This article was originally written here by Catherine Borg on June 21, 2017.
UMBC’s Margaret Re will develop the exhibition and catalog for A Designed Life: American Textiles, Wallpapers, Containers and Packaging (1951-52) through support from a new $30,000 Art Works grant from the National Endowment for the Arts.
Re, an associate professor of visual arts who teaches design, is both the exhibition curator and principal investigator of A Designed Life, which is based on three historically significant traveling exhibitions of contemporary mass-produced, American-designed consumer goods that were commissioned by the U.S. Department of State in the early 1950s. It recreates and interprets those early Cold War exhibitions—including American textiles, wallpapers, containers, and packaging—restating and interpreting part of each display as it might have appeared in the early 1950s.
The three historical exhibitions—Contemporary American Textiles designed by Florence Knoll; Contemporary American Wallpapers designed by Tom Lee, and Containers and Packaging designed by Will Burtin—were each developed as collections of industry-specific consumer goods, designed and manufactured in the spirit of American modernism. The Traveling Exhibition Service (TES), an organization later known as the Smithsonian Institution Traveling Exhibition Service, organized these exhibitions for display in post-WWII Germany and France on behalf of the U.S. Department of State in order to help promote the grown of democratic governments within postwar Europe.

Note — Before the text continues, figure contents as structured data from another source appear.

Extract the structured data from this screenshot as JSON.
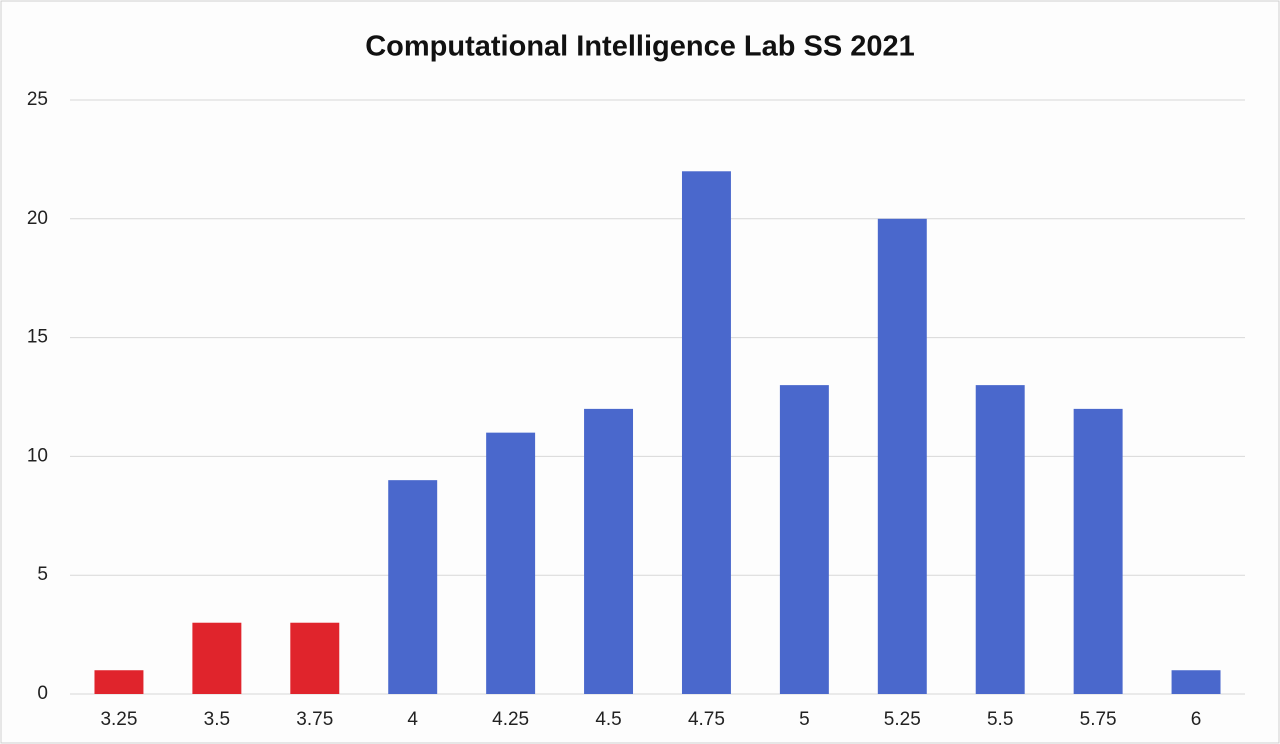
{
  "chart_data": {
    "type": "bar",
    "title": "Computational Intelligence Lab SS 2021",
    "categories": [
      "3.25",
      "3.5",
      "3.75",
      "4",
      "4.25",
      "4.5",
      "4.75",
      "5",
      "5.25",
      "5.5",
      "5.75",
      "6"
    ],
    "values": [
      1,
      3,
      3,
      9,
      11,
      12,
      22,
      13,
      20,
      13,
      12,
      1
    ],
    "colors": [
      "#e0242c",
      "#e0242c",
      "#e0242c",
      "#4a68cc",
      "#4a68cc",
      "#4a68cc",
      "#4a68cc",
      "#4a68cc",
      "#4a68cc",
      "#4a68cc",
      "#4a68cc",
      "#4a68cc"
    ],
    "ylim": [
      0,
      25
    ],
    "yticks": [
      0,
      5,
      10,
      15,
      20,
      25
    ],
    "grid": true
  }
}
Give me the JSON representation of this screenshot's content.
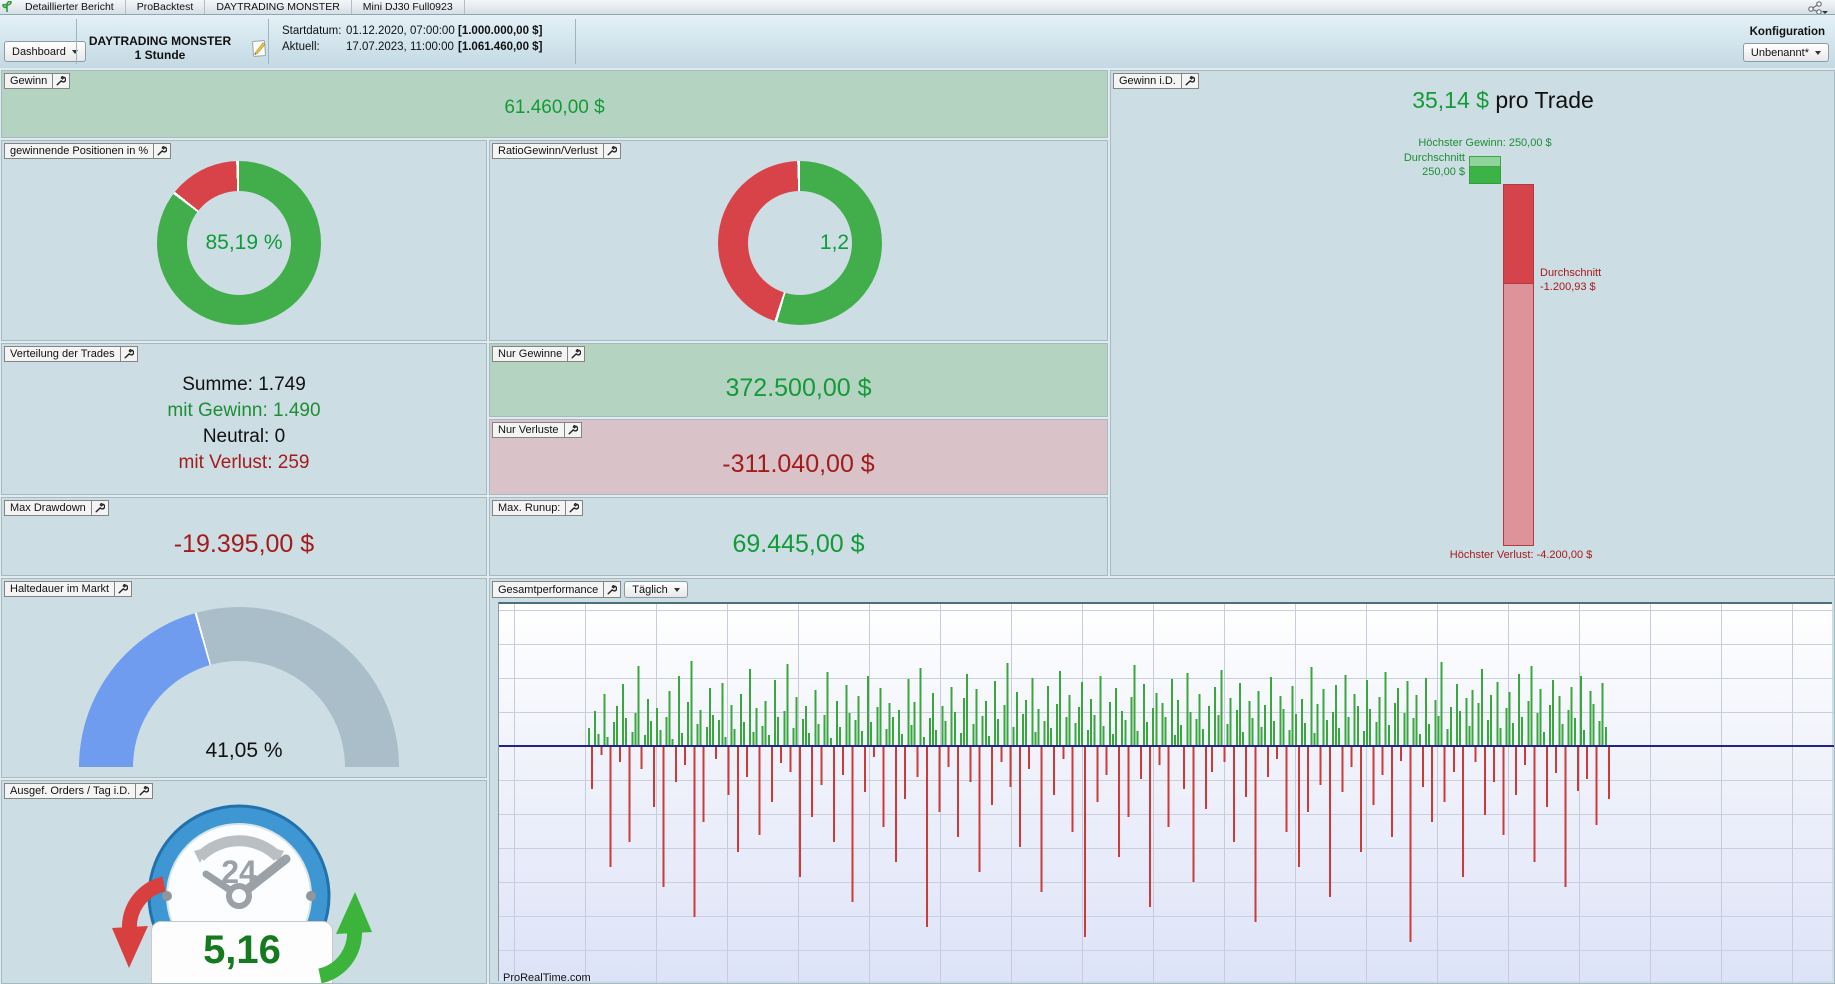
{
  "colors": {
    "green_text": "#149a38",
    "red_text": "#a31c1c",
    "donut_green": "#41ae4b",
    "donut_red": "#d8434a",
    "gauge_blue": "#6f9cee",
    "gauge_gray": "#a9bec9",
    "hist_green": "#3aa63e",
    "hist_red": "#ce3a3a",
    "zero_line": "#232388",
    "panel_green_bg": "#b4d4c1",
    "panel_red_bg": "#d9c3c9"
  },
  "tab_bar": {
    "app_icon": "sprout-icon",
    "tabs": [
      {
        "label": "Detaillierter Bericht"
      },
      {
        "label": "ProBacktest"
      },
      {
        "label": "DAYTRADING MONSTER"
      },
      {
        "label": "Mini DJ30 Full0923"
      }
    ],
    "share_icon": "share-icon"
  },
  "toolbar": {
    "dashboard_select": {
      "value": "Dashboard"
    },
    "strategy": {
      "name": "DAYTRADING MONSTER",
      "timeframe": "1 Stunde"
    },
    "start": {
      "label": "Startdatum:",
      "datetime": "01.12.2020, 07:00:00",
      "amount": "[1.000.000,00 $]"
    },
    "current": {
      "label": "Aktuell:",
      "datetime": "17.07.2023, 11:00:00",
      "amount": "[1.061.460,00 $]"
    },
    "konfiguration": {
      "label": "Konfiguration",
      "select_value": "Unbenannt*"
    }
  },
  "panels": {
    "gewinn": {
      "label": "Gewinn",
      "value": "61.460,00 $"
    },
    "winning_positions": {
      "label": "gewinnende Positionen in %"
    },
    "ratio": {
      "label": "RatioGewinn/Verlust"
    },
    "verteilung": {
      "label": "Verteilung der Trades",
      "rows": [
        {
          "text": "Summe: 1.749",
          "kind": "total"
        },
        {
          "text": "mit Gewinn: 1.490",
          "kind": "gain"
        },
        {
          "text": "Neutral: 0",
          "kind": "neutral"
        },
        {
          "text": "mit Verlust: 259",
          "kind": "loss"
        }
      ]
    },
    "nur_gewinne": {
      "label": "Nur Gewinne",
      "value": "372.500,00 $"
    },
    "nur_verluste": {
      "label": "Nur Verluste",
      "value": "-311.040,00 $"
    },
    "max_drawdown": {
      "label": "Max Drawdown",
      "value": "-19.395,00 $"
    },
    "max_runup": {
      "label": "Max. Runup:",
      "value": "69.445,00 $"
    },
    "haltedauer": {
      "label": "Haltedauer im Markt"
    },
    "orders": {
      "label": "Ausgef. Orders / Tag i.D.",
      "value": "5,16",
      "clock_number": "24"
    },
    "gewinn_id": {
      "label": "Gewinn i.D."
    },
    "gesamtperformance": {
      "label": "Gesamtperformance",
      "period_select": "Täglich",
      "watermark": "ProRealTime.com"
    }
  },
  "chart_data": [
    {
      "type": "pie",
      "subtype": "donut",
      "title": "gewinnende Positionen in %",
      "labels": [
        "mit Gewinn",
        "mit Verlust"
      ],
      "values": [
        85.19,
        14.81
      ],
      "unit": "%",
      "center_label": "85,19 %",
      "colors": [
        "#41ae4b",
        "#d8434a"
      ]
    },
    {
      "type": "pie",
      "subtype": "donut",
      "title": "RatioGewinn/Verlust",
      "labels": [
        "Gewinn",
        "Verlust"
      ],
      "values": [
        54.5,
        45.5
      ],
      "ratio": 1.2,
      "center_label": "1,2",
      "colors": [
        "#41ae4b",
        "#d8434a"
      ]
    },
    {
      "type": "gauge",
      "title": "Haltedauer im Markt",
      "value": 41.05,
      "range": [
        0,
        100
      ],
      "unit": "%",
      "label": "41,05 %",
      "colors": [
        "#6f9cee",
        "#a9bec9"
      ]
    },
    {
      "type": "bar",
      "title": "Gewinn i.D.",
      "unit": "$",
      "headline_value": "35,14 $",
      "headline_suffix": "pro Trade",
      "series": [
        {
          "name": "Gewinn",
          "durchschnitt": 250.0,
          "hoechster": 250.0
        },
        {
          "name": "Verlust",
          "durchschnitt": -1200.93,
          "hoechster": -4200.0
        }
      ],
      "annotations": {
        "max_gain": "Höchster Gewinn: 250,00 $",
        "avg_gain_label": "Durchschnitt",
        "avg_gain_value": "250,00 $",
        "avg_loss_label": "Durchschnitt",
        "avg_loss_value": "-1.200,93 $",
        "max_loss": "Höchster Verlust: -4.200,00 $"
      }
    },
    {
      "type": "bar",
      "title": "Gesamtperformance",
      "axis_labels_visible": false,
      "grid": true,
      "zero_line": true,
      "note": "daily P/L histogram; bar magnitudes estimated in plot pixels relative to the zero line",
      "relative_values": [
        18,
        -42,
        35,
        12,
        -8,
        52,
        9,
        -120,
        24,
        40,
        -15,
        62,
        28,
        -95,
        14,
        33,
        80,
        -22,
        11,
        47,
        25,
        -60,
        38,
        16,
        -140,
        29,
        55,
        7,
        -35,
        70,
        13,
        -18,
        44,
        85,
        -170,
        22,
        36,
        -75,
        19,
        58,
        31,
        -12,
        26,
        63,
        9,
        -48,
        41,
        17,
        -105,
        52,
        24,
        -30,
        77,
        14,
        38,
        -88,
        20,
        45,
        11,
        -55,
        66,
        29,
        -16,
        35,
        82,
        -25,
        18,
        49,
        -130,
        27,
        40,
        13,
        -70,
        56,
        22,
        -38,
        31,
        74,
        8,
        -95,
        45,
        19,
        -28,
        61,
        33,
        -155,
        26,
        50,
        15,
        -45,
        70,
        24,
        -10,
        39,
        58,
        -80,
        17,
        43,
        29,
        -115,
        36,
        12,
        -52,
        67,
        21,
        44,
        -30,
        78,
        9,
        -180,
        28,
        53,
        16,
        -65,
        40,
        25,
        -20,
        59,
        34,
        -90,
        13,
        48,
        72,
        -35,
        22,
        57,
        -125,
        30,
        45,
        10,
        -58,
        65,
        27,
        -15,
        41,
        83,
        -40,
        19,
        54,
        -100,
        32,
        46,
        -22,
        68,
        14,
        37,
        -145,
        25,
        60,
        18,
        -48,
        42,
        75,
        -12,
        29,
        51,
        -85,
        23,
        39,
        64,
        -190,
        16,
        47,
        31,
        -55,
        70,
        20,
        -28,
        44,
        12,
        58,
        -110,
        35,
        26,
        -70,
        49,
        81,
        15,
        -32,
        62,
        24,
        -160,
        38,
        53,
        -18,
        43,
        29,
        -80,
        67,
        11,
        46,
        21,
        -42,
        73,
        34,
        -135,
        27,
        52,
        17,
        -62,
        40,
        -25,
        59,
        31,
        76,
        -15,
        22,
        48,
        -95,
        36,
        63,
        14,
        -50,
        45,
        28,
        -175,
        55,
        19,
        41,
        -30,
        69,
        25,
        -12,
        50,
        37,
        -85,
        16,
        60,
        32,
        -120,
        47,
        23,
        -65,
        79,
        13,
        42,
        -38,
        57,
        26,
        -150,
        34,
        61,
        18,
        -45,
        71,
        29,
        -20,
        52,
        40,
        -105,
        15,
        66,
        37,
        -58,
        24,
        49,
        -28,
        74,
        21,
        -90,
        43,
        58,
        -14,
        33,
        65,
        -195,
        28,
        51,
        12,
        -40,
        68,
        22,
        -75,
        46,
        30,
        84,
        -55,
        17,
        39,
        -25,
        62,
        35,
        -130,
        48,
        20,
        56,
        -15,
        43,
        77,
        -68,
        26,
        51,
        -35,
        64,
        18,
        -88,
        38,
        54,
        23,
        -48,
        72,
        29,
        -18,
        45,
        80,
        -115,
        33,
        57,
        14,
        -60,
        41,
        66,
        -26,
        50,
        22,
        -140,
        36,
        59,
        28,
        -44,
        70,
        16,
        -32,
        55,
        42,
        -78,
        25,
        63,
        19,
        -52
      ]
    }
  ]
}
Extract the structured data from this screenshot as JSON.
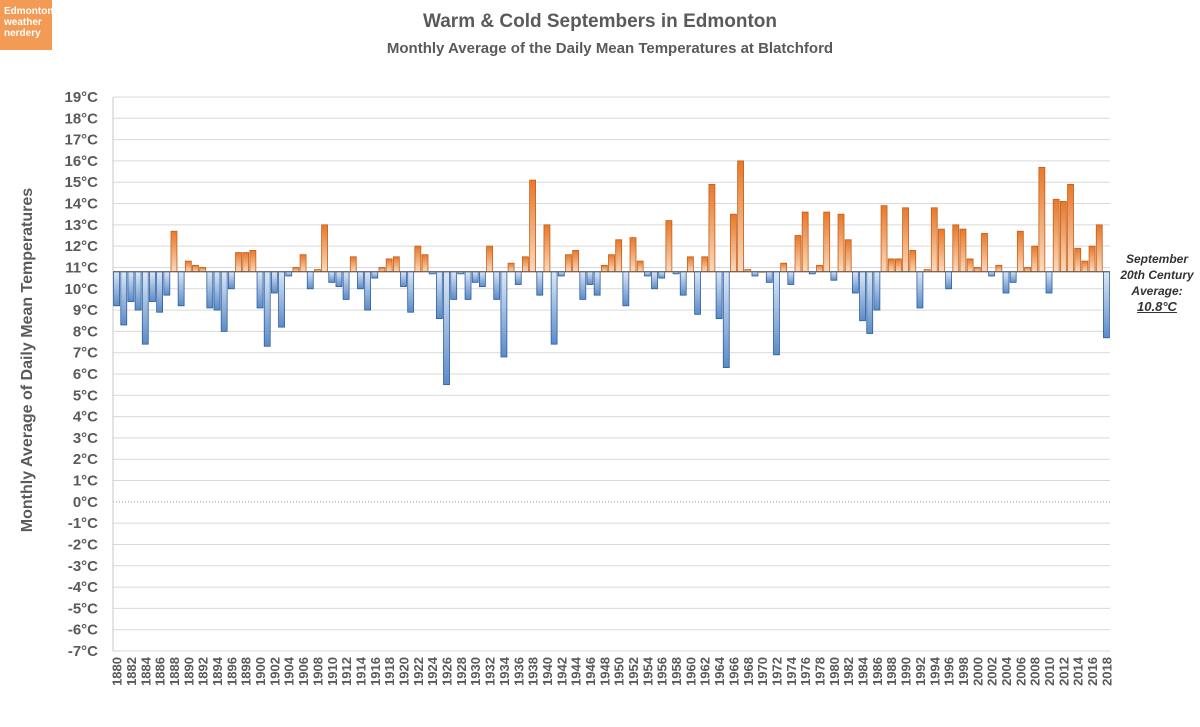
{
  "badge": {
    "lines": [
      "Edmonton",
      "weather",
      "nerdery"
    ]
  },
  "colors": {
    "warm": "#e8782a",
    "cold": "#5b8bc9",
    "grid": "#d9d9d9",
    "text": "#5a5a5a"
  },
  "avg_label": {
    "line1": "September",
    "line2": "20th Century",
    "line3": "Average:",
    "value": "10.8°C"
  },
  "chart_data": {
    "type": "bar",
    "title": "Warm & Cold Septembers in Edmonton",
    "subtitle": "Monthly Average of the Daily Mean Temperatures at Blatchford",
    "ylabel": "Monthly Average of Daily Mean Temperatures",
    "xlabel": "",
    "baseline": 10.8,
    "ylim": [
      -7,
      19
    ],
    "y_ticks": [
      "19°C",
      "18°C",
      "17°C",
      "16°C",
      "15°C",
      "14°C",
      "13°C",
      "12°C",
      "11°C",
      "10°C",
      "9°C",
      "8°C",
      "7°C",
      "6°C",
      "5°C",
      "4°C",
      "3°C",
      "2°C",
      "1°C",
      "0°C",
      "-1°C",
      "-2°C",
      "-3°C",
      "-4°C",
      "-5°C",
      "-6°C",
      "-7°C"
    ],
    "x_tick_labels": [
      "1880",
      "1882",
      "1884",
      "1886",
      "1888",
      "1890",
      "1892",
      "1894",
      "1896",
      "1898",
      "1900",
      "1902",
      "1904",
      "1906",
      "1908",
      "1910",
      "1912",
      "1914",
      "1916",
      "1918",
      "1920",
      "1922",
      "1924",
      "1926",
      "1928",
      "1930",
      "1932",
      "1934",
      "1936",
      "1938",
      "1940",
      "1942",
      "1944",
      "1946",
      "1948",
      "1950",
      "1952",
      "1954",
      "1956",
      "1958",
      "1960",
      "1962",
      "1964",
      "1966",
      "1968",
      "1970",
      "1972",
      "1974",
      "1976",
      "1978",
      "1980",
      "1982",
      "1984",
      "1986",
      "1988",
      "1990",
      "1992",
      "1994",
      "1996",
      "1998",
      "2000",
      "2002",
      "2004",
      "2006",
      "2008",
      "2010",
      "2012",
      "2014",
      "2016",
      "2018"
    ],
    "year_start": 1880,
    "values": [
      9.2,
      8.3,
      9.4,
      9.0,
      7.4,
      9.4,
      8.9,
      9.7,
      12.7,
      9.2,
      11.3,
      11.1,
      11.0,
      9.1,
      9.0,
      8.0,
      10.0,
      11.7,
      11.7,
      11.8,
      9.1,
      7.3,
      9.8,
      8.2,
      10.6,
      11.0,
      11.6,
      10.0,
      10.9,
      13.0,
      10.3,
      10.1,
      9.5,
      11.5,
      10.0,
      9.0,
      10.5,
      11.0,
      11.4,
      11.5,
      10.1,
      8.9,
      12.0,
      11.6,
      10.7,
      8.6,
      5.5,
      9.5,
      10.7,
      9.5,
      10.3,
      10.1,
      12.0,
      9.5,
      6.8,
      11.2,
      10.2,
      11.5,
      15.1,
      9.7,
      13.0,
      7.4,
      10.6,
      11.6,
      11.8,
      9.5,
      10.2,
      9.7,
      11.1,
      11.6,
      12.3,
      9.2,
      12.4,
      11.3,
      10.6,
      10.0,
      10.5,
      13.2,
      10.7,
      9.7,
      11.5,
      8.8,
      11.5,
      14.9,
      8.6,
      6.3,
      13.5,
      16.0,
      10.9,
      10.6,
      10.8,
      10.3,
      6.9,
      11.2,
      10.2,
      12.5,
      13.6,
      10.7,
      11.1,
      13.6,
      10.4,
      13.5,
      12.3,
      9.8,
      8.5,
      7.9,
      9.0,
      13.9,
      11.4,
      11.4,
      13.8,
      11.8,
      9.1,
      10.9,
      13.8,
      12.8,
      10.0,
      13.0,
      12.8,
      11.4,
      11.0,
      12.6,
      10.6,
      11.1,
      9.8,
      10.3,
      12.7,
      11.0,
      12.0,
      15.7,
      9.8,
      14.2,
      14.1,
      14.9,
      11.9,
      11.3,
      12.0,
      13.0,
      7.7
    ]
  }
}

UMBC’s Center for Art, Design and Visual Culture (CADVC) will exhibit A Designed Life September 13 – December 8, 2018. Symmes Gardner, executive director of the CADVC, notes that the exhibition “will be a first for the CADVC investigating decorative arts. The exhibition will foster a unique and timely interdisciplinary dialogue encompassing design, history and political science that is in keeping with the CADVC’s mission to build connections between visual culture and the society at large.”
This new NEA-supported exhibition project is the result of extensive research by Re, who first came across a drawing of the Knoll-designed textile exhibit at the Archives of American Art in Washington D.C., before rediscovering the other two design exhibits. Over several years she continued her research through the National Archives and Records Administration, Smithsonian Institution Archives, Carey Graphic Arts Collection at the Rochester Institute of Technology, Berlin’s Bauhaus Archives, and the Document Library in Kassel, Germany. Re received support from a $30,000 Coby Foundation grant, UMBC’s START fund for new directions in faculty research, the Dresher Center for the Humanities scholars program, a CIRCA Summer Faculty Research Fellowship, and a grant from the Kunststiftung des Landes Sachsen-Anhalt to complete the work of developing the project.
The project includes several important partners. Morgan State University’s School of Architecture and Urban Planning will build the recreated traveling exhibition components, led by Adam Bridge. A team from The Johns Hopkins Graduate Program in Museum Studies led by Karen Wizevich and Deborah Howes will help develop visitor knowledge of, interest in, and reaction to the topics found within this exhibition, as well as public outreach.
Re is excited for the potential of the exhibit to help audiences explore the U.S. Department of State’s decision in the early 1950s “to connect consumer choice with political choice as well as the reception of European audiences to such cultural diplomacy in the post WWII years.”
Some scholarship exists chronicling the outcome of Department of State-sponsored art exhibits used in a similar capacity as soft power to promote American culture, such as exhibits of Abstract Expressionist painting. However, Re notes, “design exhibitions sent abroad that presented examples of consumer goods billed as readily available to American citizens are largely undocumented, especially those coordinated by the Smithsonian Institution and the Department of State.”
A Designed Life, Re explains, “makes evident the political potential of design to connect people, their activities, experiences, needs and desires, and shape attitudes as it broadens insight into design’s relevance as a tool for diplomacy.”
Public programming, including lectures and the publication of a catalog, will accompany the exhibition at UMBC in the fall of 2018.